Strong practicality: Training requires only 3 hours on a single A100 GPU, and DiffPure inference is less costly than JailGuard (no repeated model inference needed).

Limitations & Future Work¶

Evaluation is limited to three VLMs; newer models (e.g., Qwen2-VL, LLaMA-3.2-Vision) are not tested — the appendix provides preliminary results but lacks depth.
Noise augmentation is applied only during fine-tuning; integrating it into pretraining may yield further gains.
The DiffPure timestep \(t^*\) must be chosen according to attack strength; an adaptive timestep selection mechanism could be explored.
The safety dataset is relatively small (6,467 samples in total); extending to more tasks and safety categories may further improve performance.

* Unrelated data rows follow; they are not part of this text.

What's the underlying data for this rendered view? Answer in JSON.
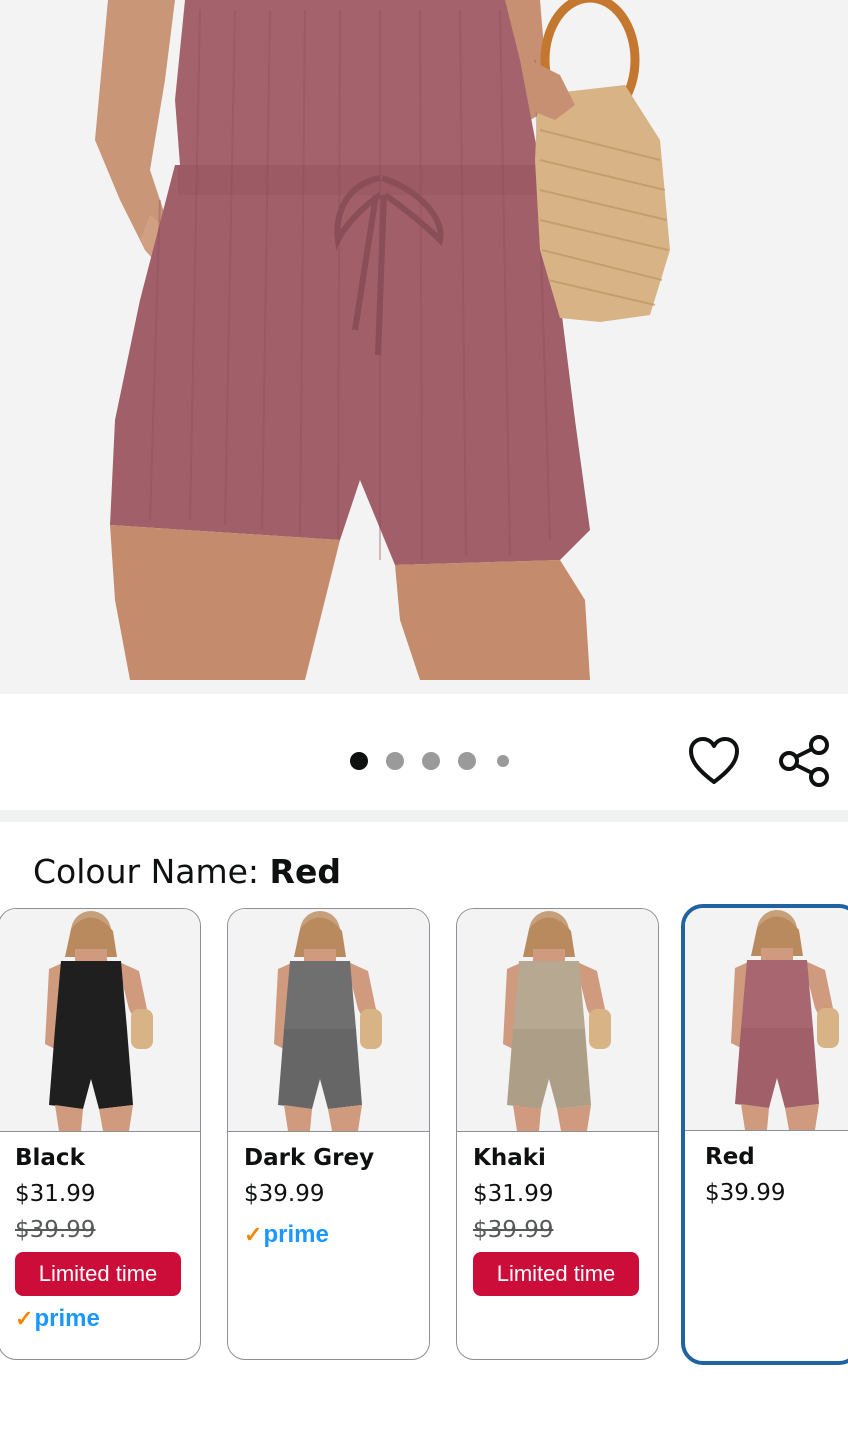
{
  "gallery": {
    "image_alt": "Red ribbed knit romper shorts with drawstring, model holding woven straw bag",
    "dots_count": 5,
    "active_dot": 0
  },
  "actions": {
    "wishlist_icon": "heart-icon",
    "share_icon": "share-icon"
  },
  "colour": {
    "label": "Colour Name: ",
    "selected": "Red"
  },
  "swatches": [
    {
      "name": "Black",
      "price": "$31.99",
      "was_price": "$39.99",
      "badge": "Limited time",
      "prime": "prime",
      "color": "#1f1f1f"
    },
    {
      "name": "Dark Grey",
      "price": "$39.99",
      "was_price": "",
      "badge": "",
      "prime": "prime",
      "color": "#6f6f6f"
    },
    {
      "name": "Khaki",
      "price": "$31.99",
      "was_price": "$39.99",
      "badge": "Limited time",
      "prime": "",
      "color": "#b7a892"
    },
    {
      "name": "Red",
      "price": "$39.99",
      "was_price": "",
      "badge": "",
      "prime": "",
      "color": "#a86670"
    }
  ],
  "colors": {
    "badge_red": "#cc0c39",
    "selected_border": "#2162a1",
    "prime_blue": "#1a98ff",
    "product_color": "#a4636c"
  }
}
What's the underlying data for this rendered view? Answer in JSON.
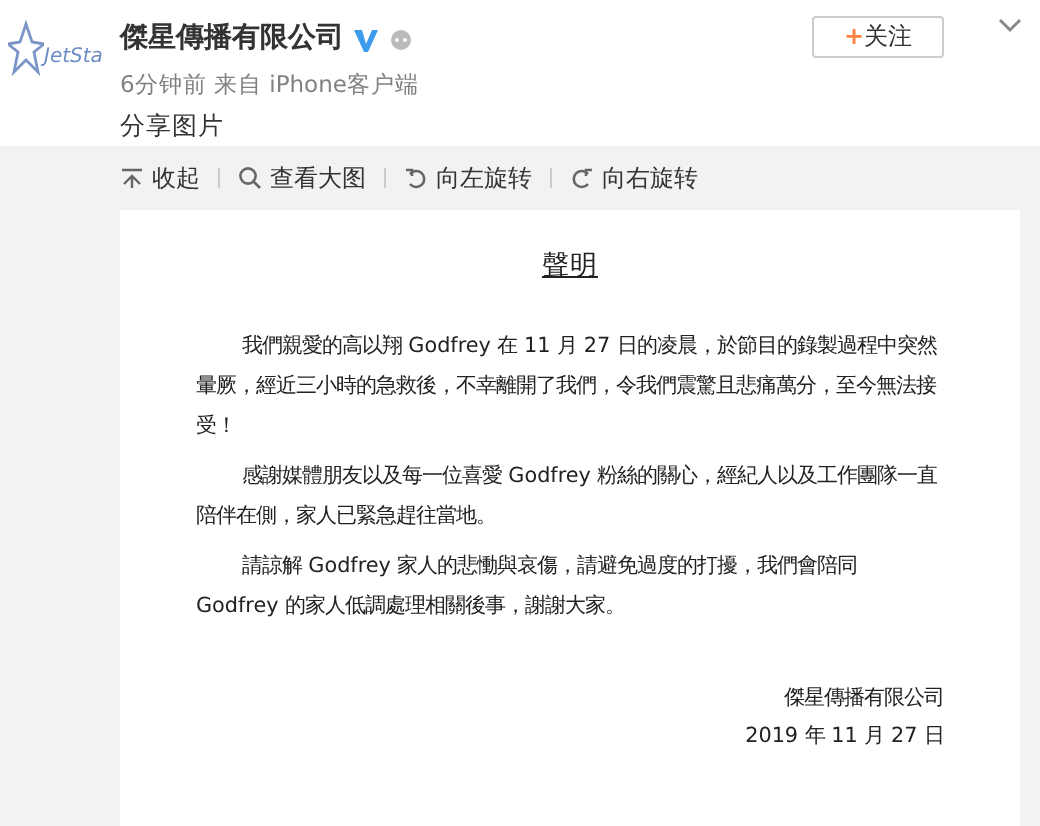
{
  "post": {
    "logo_text": "JetSta",
    "author": "傑星傳播有限公司",
    "verified": true,
    "meta": "6分钟前 来自 iPhone客户端",
    "text": "分享图片",
    "follow_button": {
      "plus": "+",
      "label": "关注"
    }
  },
  "toolbar": [
    {
      "kind": "collapse",
      "label": "收起"
    },
    {
      "kind": "zoom",
      "label": "查看大图"
    },
    {
      "kind": "rotate_left",
      "label": "向左旋转"
    },
    {
      "kind": "rotate_right",
      "label": "向右旋转"
    }
  ],
  "document": {
    "title": "聲明",
    "paragraphs": [
      "我們親愛的高以翔 Godfrey 在 11 月 27 日的凌晨，於節目的錄製過程中突然暈厥，經近三小時的急救後，不幸離開了我們，令我們震驚且悲痛萬分，至今無法接受！",
      "感謝媒體朋友以及每一位喜愛 Godfrey 粉絲的關心，經紀人以及工作團隊一直陪伴在側，家人已緊急趕往當地。",
      "請諒解 Godfrey 家人的悲慟與哀傷，請避免過度的打擾，我們會陪同 Godfrey 的家人低調處理相關後事，謝謝大家。"
    ],
    "signature": "傑星傳播有限公司",
    "date": "2019 年 11 月 27 日"
  }
}
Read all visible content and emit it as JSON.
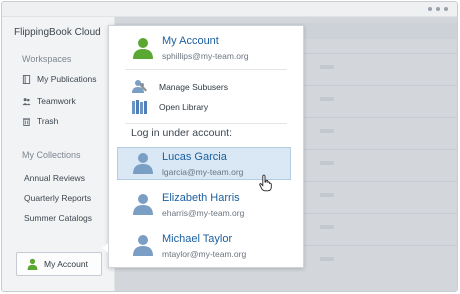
{
  "app": {
    "title": "FlippingBook Cloud"
  },
  "sidebar": {
    "workspaces_heading": "Workspaces",
    "workspace_items": [
      {
        "label": "My Publications",
        "icon": "publications-icon"
      },
      {
        "label": "Teamwork",
        "icon": "team-icon"
      },
      {
        "label": "Trash",
        "icon": "trash-icon"
      }
    ],
    "collections_heading": "My Collections",
    "collection_items": [
      {
        "label": "Annual Reviews"
      },
      {
        "label": "Quarterly Reports"
      },
      {
        "label": "Summer Catalogs"
      }
    ],
    "account_button": {
      "label": "My Account",
      "icon": "user-icon"
    }
  },
  "popup": {
    "current_account": {
      "name": "My Account",
      "email": "sphillips@my-team.org"
    },
    "menu_items": [
      {
        "label": "Manage Subusers",
        "icon": "manage-subusers-icon"
      },
      {
        "label": "Open Library",
        "icon": "library-icon"
      }
    ],
    "login_heading": "Log in under account:",
    "accounts": [
      {
        "name": "Lucas Garcia",
        "email": "lgarcia@my-team.org",
        "selected": true
      },
      {
        "name": "Elizabeth Harris",
        "email": "eharris@my-team.org",
        "selected": false
      },
      {
        "name": "Michael Taylor",
        "email": "mtaylor@my-team.org",
        "selected": false
      }
    ]
  },
  "colors": {
    "accent_green": "#5aa832",
    "link_blue": "#1c5fa0",
    "user_blue": "#7a9ec4",
    "selection": "#d9e8f4"
  }
}
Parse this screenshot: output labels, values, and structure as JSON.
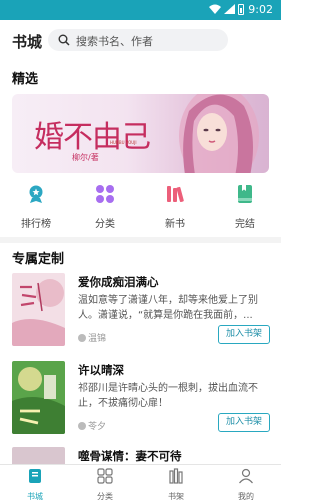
{
  "status_bar": {
    "time": "9:02"
  },
  "header": {
    "title": "书城",
    "search_placeholder": "搜索书名、作者"
  },
  "featured": {
    "section_title": "精选",
    "banner": {
      "title": "婚不由己",
      "subtitle": "HUNBU YOUJI",
      "author": "柳尔/著"
    }
  },
  "nav": [
    {
      "label": "排行榜",
      "icon": "trophy-icon",
      "color": "#2ba7c2"
    },
    {
      "label": "分类",
      "icon": "grid-icon",
      "color": "#a76ef0"
    },
    {
      "label": "新书",
      "icon": "books-icon",
      "color": "#ec5f7a"
    },
    {
      "label": "完结",
      "icon": "book-icon",
      "color": "#3fb88a"
    }
  ],
  "custom": {
    "section_title": "专属定制",
    "books": [
      {
        "title": "爱你成痴泪满心",
        "description": "温如意等了潇谨八年，却等来他爱上了别人。潇谨说，“就算是你跪在我面前，...",
        "author": "温锦",
        "button": "加入书架"
      },
      {
        "title": "许以晴深",
        "description": "祁邵川是许晴心头的一根刺，拔出血流不止，不拔痛彻心扉！",
        "author": "苓夕",
        "button": "加入书架"
      },
      {
        "title": "噬骨谋情：妻不可待",
        "description": "",
        "author": "",
        "button": ""
      }
    ]
  },
  "tabs": [
    {
      "label": "书城",
      "icon": "bookstore-icon"
    },
    {
      "label": "分类",
      "icon": "category-icon"
    },
    {
      "label": "书架",
      "icon": "bookshelf-icon"
    },
    {
      "label": "我的",
      "icon": "profile-icon"
    }
  ],
  "colors": {
    "accent": "#1aa3b8",
    "button_border": "#29a8c0"
  }
}
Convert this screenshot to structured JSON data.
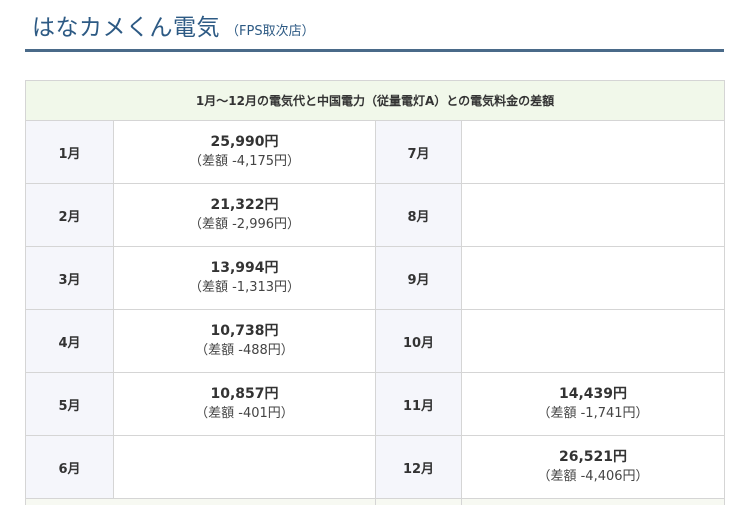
{
  "header": {
    "title": "はなカメくん電気",
    "subtitle": "（FPS取次店）"
  },
  "table": {
    "caption": "1月～12月の電気代と中国電力（従量電灯A）との電気料金の差額",
    "left": [
      {
        "month": "1月",
        "amount": "25,990円",
        "diff": "（差額 -4,175円）"
      },
      {
        "month": "2月",
        "amount": "21,322円",
        "diff": "（差額 -2,996円）"
      },
      {
        "month": "3月",
        "amount": "13,994円",
        "diff": "（差額 -1,313円）"
      },
      {
        "month": "4月",
        "amount": "10,738円",
        "diff": "（差額 -488円）"
      },
      {
        "month": "5月",
        "amount": "10,857円",
        "diff": "（差額 -401円）"
      },
      {
        "month": "6月",
        "amount": "",
        "diff": ""
      }
    ],
    "right": [
      {
        "month": "7月",
        "amount": "",
        "diff": ""
      },
      {
        "month": "8月",
        "amount": "",
        "diff": ""
      },
      {
        "month": "9月",
        "amount": "",
        "diff": ""
      },
      {
        "month": "10月",
        "amount": "",
        "diff": ""
      },
      {
        "month": "11月",
        "amount": "14,439円",
        "diff": "（差額 -1,741円）"
      },
      {
        "month": "12月",
        "amount": "26,521円",
        "diff": "（差額 -4,406円）"
      }
    ]
  }
}
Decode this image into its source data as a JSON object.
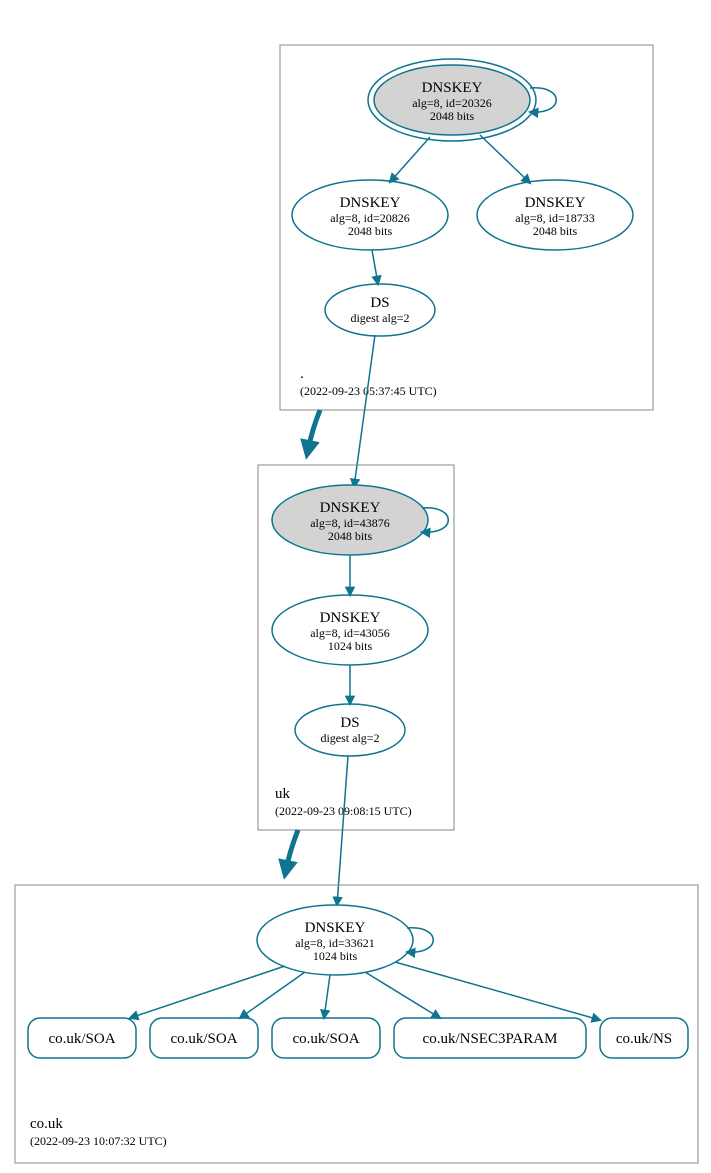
{
  "colors": {
    "stroke": "#0e7490",
    "keyfill": "#d3d3d3"
  },
  "zones": {
    "root": {
      "label": ".",
      "time": "(2022-09-23 05:37:45 UTC)",
      "nodes": {
        "ksk": {
          "title": "DNSKEY",
          "l2": "alg=8, id=20326",
          "l3": "2048 bits"
        },
        "zsk1": {
          "title": "DNSKEY",
          "l2": "alg=8, id=20826",
          "l3": "2048 bits"
        },
        "zsk2": {
          "title": "DNSKEY",
          "l2": "alg=8, id=18733",
          "l3": "2048 bits"
        },
        "ds": {
          "title": "DS",
          "l2": "digest alg=2"
        }
      }
    },
    "uk": {
      "label": "uk",
      "time": "(2022-09-23 09:08:15 UTC)",
      "nodes": {
        "ksk": {
          "title": "DNSKEY",
          "l2": "alg=8, id=43876",
          "l3": "2048 bits"
        },
        "zsk": {
          "title": "DNSKEY",
          "l2": "alg=8, id=43056",
          "l3": "1024 bits"
        },
        "ds": {
          "title": "DS",
          "l2": "digest alg=2"
        }
      }
    },
    "couk": {
      "label": "co.uk",
      "time": "(2022-09-23 10:07:32 UTC)",
      "nodes": {
        "zsk": {
          "title": "DNSKEY",
          "l2": "alg=8, id=33621",
          "l3": "1024 bits"
        }
      },
      "rrs": {
        "soa1": "co.uk/SOA",
        "soa2": "co.uk/SOA",
        "soa3": "co.uk/SOA",
        "nsec3": "co.uk/NSEC3PARAM",
        "ns": "co.uk/NS"
      }
    }
  }
}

Relationship to VLGuard: Robust-VLGuard extends VLGuard by incorporating image-text misaligned scenarios and noise-augmented training, essentially integrating robustness as a dimension of safety.
Relationship to the original DiffPure: The original DiffPure targets image classifiers; this work adapts it to the VLM setting and discovers its distinctive property of "distribution shifting" rather than "denoising."
Insight: VLM safety is not solely a content-level issue — signal-level noise can also break safety alignment — suggesting that safety training should consider a broader attack surface.

Rating¶

Novelty: ⭐⭐⭐⭐ The discovery of Gaussian noise vulnerability is novel, and the DiffPure-VLM compositional design is elegant.
Experimental Thoroughness: ⭐⭐⭐⭐ Three base models, multiple attack strengths, and detailed ablations, though a wider variety of VLMs would strengthen the results.
Writing Quality: ⭐⭐⭐⭐ Clear logic, progressing coherently from problem identification to solution.
Value: ⭐⭐⭐⭐ Reveals an important blind spot in VLM safety; the defense framework is practical and generalizable.